O padre Francisco Miguel relata que na sua infância, não tinha nada, e há quem diga que ainda não tem. Mas, segundo ele, tem muito.
Francisco nasceu em uma favela de SP, em um barraco, sem ao menos água encanada. O extremo da pobreza financeira fez com que ele ficasse sozinho no mundo. As chamas de um incêndio que tomaram conta de um dos orfanatos por onde passou, queimou a certidão de nascimento dele e de alguns colegas.
Pequeno, com medo e sem ninguém, Francisco não se lembrava do sobrenome que tinha. Ele recebeu o nome fictício de ‘Miguel’ para complementar seu registro e conseguir refazer documentações.
Depois de 65 anos, ele diz não sentir falta de um amontoado de letras na sequência do nome, mas sim o afago de uma mãe ou, simplesmente, jogar bola com um pai.
Primeiro sacerdote negro
Nesta terça-feira, 4 de agosto, data em que é celebrado o Dia do Padre no Brasil, o G1 contou a história de Francisco Miguel: o primeiro sacerdote negro ordenado por Dom Pedro Fedalto, que foi arcebispo da capital paranaense de 1970 a 2004.
“Ele era tão querido que não coube o povo na capela do salão do patronato, onde ele escolheu para ser ordenado. Sempre muito humilde, muito esforçado e fiel.
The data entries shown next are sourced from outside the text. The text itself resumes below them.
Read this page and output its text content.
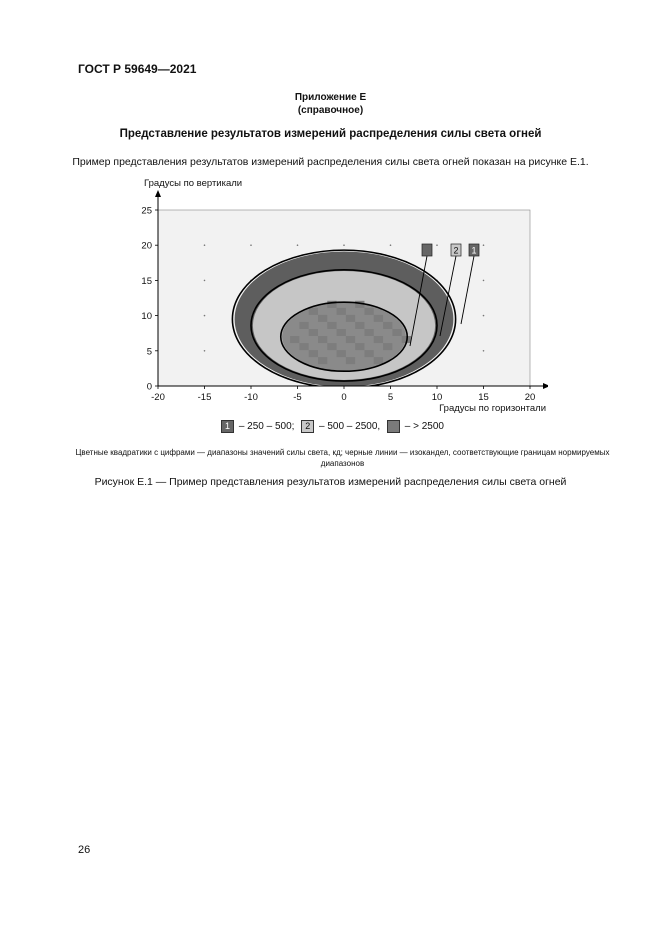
ГОСТ Р 59649—2021
Приложение Е
(справочное)
Представление результатов измерений распределения силы света огней
Пример представления результатов измерений распределения силы света огней показан на рисунке Е.1.
-20	-15	-10	-5	0	5	10	15	20
0
5
10
15
20
25
Градусы по вертикали
Градусы по горизонтали
3	2 1
1 – 250 – 500; 2 – 500 – 2500,  – > 2500
Цветные квадратики с цифрами — диапазоны значений силы света, кд; черные линии — изокандел, соответствующие границам нормируемых диапазонов
Рисунок Е.1 — Пример представления результатов измерений распределения силы света огней
26
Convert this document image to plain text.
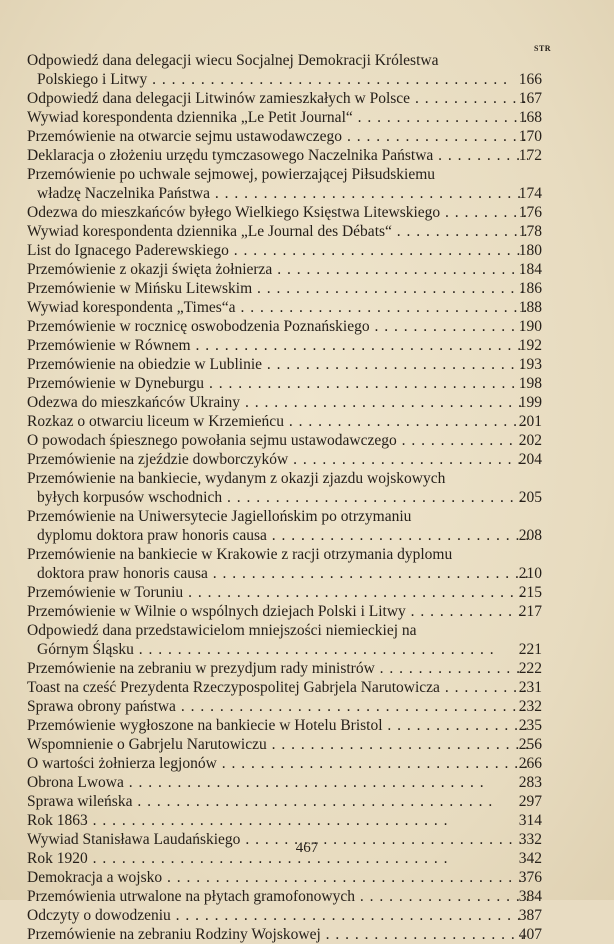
STR
Odpowiedź dana delegacji wiecu Socjalnej Demokracji Królestwa
Polskiego i Litwy . .	166
Odpowiedź dana delegacji Litwinów zamieszkałych w Polsce . .	167
Wywiad korespondenta dziennika „Le Petit Journal“ . .	168
Przemówienie na otwarcie sejmu ustawodawczego . .	170
Deklaracja o złożeniu urzędu tymczasowego Naczelnika Państwa . .	172
Przemówienie po uchwale sejmowej, powierzającej Piłsudskiemu
władzę Naczelnika Państwa . .	174
Odezwa do mieszkańców byłego Wielkiego Księstwa Litewskiego . .	176
Wywiad korespondenta dziennika „Le Journal des Débats“ . .	178
List do Ignacego Paderewskiego . .	180
Przemówienie z okazji święta żołnierza . .	184
Przemówienie w Mińsku Litewskim . .	186
Wywiad korespondenta „Times“a . .	188
Przemówienie w rocznicę oswobodzenia Poznańskiego . .	190
Przemówienie w Równem . .	192
Przemówienie na obiedzie w Lublinie . .	193
Przemówienie w Dyneburgu . .	198
Odezwa do mieszkańców Ukrainy . .	199
Rozkaz o otwarciu liceum w Krzemieńcu . .	201
O powodach śpiesznego powołania sejmu ustawodawczego . .	202
Przemówienie na zjeździe dowborczyków . .	204
Przemówienie na bankiecie, wydanym z okazji zjazdu wojskowych
byłych korpusów wschodnich . .	205
Przemówienie na Uniwersytecie Jagiellońskim po otrzymaniu
dyplomu doktora praw honoris causa . .	208
Przemówienie na bankiecie w Krakowie z racji otrzymania dyplomu
doktora praw honoris causa . .	210
Przemówienie w Toruniu . .	215
Przemówienie w Wilnie o wspólnych dziejach Polski i Litwy . .	217
Odpowiedź dana przedstawicielom mniejszości niemieckiej na
Górnym Śląsku . .	221
Przemówienie na zebraniu w prezydjum rady ministrów . .	222
Toast na cześć Prezydenta Rzeczypospolitej Gabrjela Narutowicza . .	231
Sprawa obrony państwa . .	232
Przemówienie wygłoszone na bankiecie w Hotelu Bristol . .	235
Wspomnienie o Gabrjelu Narutowiczu . .	256
O wartości żołnierza legjonów . .	266
Obrona Lwowa . .	283
Sprawa wileńska . .	297
Rok 1863 . .	314
Wywiad Stanisława Laudańskiego . .	332
Rok 1920 . .	342
Demokracja a wojsko . .	376
Przemówienia utrwalone na płytach gramofonowych . .	384
Odczyty o dowodzeniu . .	387
Przemówienie na zebraniu Rodziny Wojskowej . .	407
467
Tenho admiração e louvor por ele”, afirmou Dom Pedro.
Conforme a arquidiocese, na época não era comum a presença de negros no sacerdócio, sendo Francisco o provável segundo padre negro na história da arquidiocese da capital. O primeiro foi Eurípedes Olímpio de Oliveira e Souza, ordenado em 1916 e falecido em 1958.
O padre Francisco relembra também que peregrinou entre um orfanato e outro, idas e vindas de São Paulo para o Paraná. Morou em muitas cidades, como Paranavaí, Conchas (SP), Ribeirão Claro, Curitiba, além de cidades metropolitanas da capital.
“Quantas vezes chorei, passei raiva, questionei porque os outros tinham família e eu não. Pequeno, ninguém me queria porque eu era negro, depois, porque eu já era grande. Crescer por si e não se abater é a maior das vitórias. Minha vida é minha maior riqueza”, afirmou o pároco.
Francisco só tem fotos de sua vida depois de adulto. Uma das poucas recordações que só, atualmente, conseguiu resgatar é um folheto de lembrança da missa de sétimo dia da avó Flora, que chegou a cuidá-lo quando era bebê.

Francisco Miguel foi ordenado diácono em 28 de fevereiro de 1988 e passou por mais de seis paróquias, até chegar na comunidade em que celebra atualmente, a Nossa Senhora do Rosário de Belém, no bairro Cajuru.
“Considero Dom Pedro como o pai que eu nunca tive. Devo muito a ele. Nesse ano completei 32 anos como padre”, comentou.
Em 2010, em um domingo de Páscoa, durante um batizado, uma mulher procurou o padre dizendl ser prima de algum grau dele. Segundo Francisco, as informações que ela contou, com as raras que ele ainda lembrava ou descobriu durante a vida, estavam certas.
“Foi um susto bom. É bom encontrar alguém que conheça um pouco da minha história lá trás. Mas, nessa altura do campeonato, nem vale a pena ir atrás para confirmar mesmo. Na idade em que eu estou, não é mais isso que importa”, disse ele.
Coincidência ou não, o sobrenome da família da mulher era Berthier, de origem francesa, assim como o do sobrenome da avó dele, Flora.
Atualmente, devido à pandemia, Francisco celebra missas e terços online e afirma se sentir completo.
“Nunca, nunca, nunca abaixe a cabeça. Seja você o próprio impulso. É importante ter ao lado pessoas, mas só você pode transformar sua vida. Nenhum sobrenome me daria nada além do que eu mesmo conquistei”, concluiu.